Image Caption Generator using CNN and LSTM
Technologies Used
- Pytorch
- Python
- Spacy
- Last layer of CNN module is removed, and fully connected layer is added that results in the feature vector of size (eg., 256). If batch_size=8, the ouput from cnn module will be of shape (8, 256)
- For each target word it produces 256 length of embedding by passing through the embedding layer. Here the sentence of max_length=40 is used. so the output of embedding layer will be (8, 40, 256), considering batch_size=8.
- The feature_vector from cnn_module and output of embedding_layer is concatenated to result in (8, 41, 256). This input shape is passed to the LSTM cell, which produces the 256 length of hidden_state and cell_state.

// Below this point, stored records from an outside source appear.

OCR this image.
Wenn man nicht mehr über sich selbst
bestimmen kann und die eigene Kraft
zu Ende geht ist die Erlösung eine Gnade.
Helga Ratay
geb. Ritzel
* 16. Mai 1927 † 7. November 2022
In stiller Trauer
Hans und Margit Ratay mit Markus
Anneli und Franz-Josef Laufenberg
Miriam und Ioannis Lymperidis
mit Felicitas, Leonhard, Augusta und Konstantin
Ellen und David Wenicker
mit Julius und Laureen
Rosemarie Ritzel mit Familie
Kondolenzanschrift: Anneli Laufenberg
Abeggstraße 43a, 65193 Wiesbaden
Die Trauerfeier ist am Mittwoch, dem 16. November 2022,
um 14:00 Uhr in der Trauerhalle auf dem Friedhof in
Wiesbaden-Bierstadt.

After the, fc-layer is used to map the 256 length of feature vector to vocab_size=7500+(around). The ouput shape should be (8, 40, 7500+). considering, vocab_size = 7500+
- This above process occurs for the 40th time step, cause lstm process the sequence word by word. The training happens end-to-end.
The Image passes through CNN module to generate feature vector of size 256.
This feature vector passes to lstm cell.
The lstm results on the probability distribution of words in vocab_size.
Loops for 40(max_length), until token is found. – The embedding of ouput word is then passed as input to lstm cell.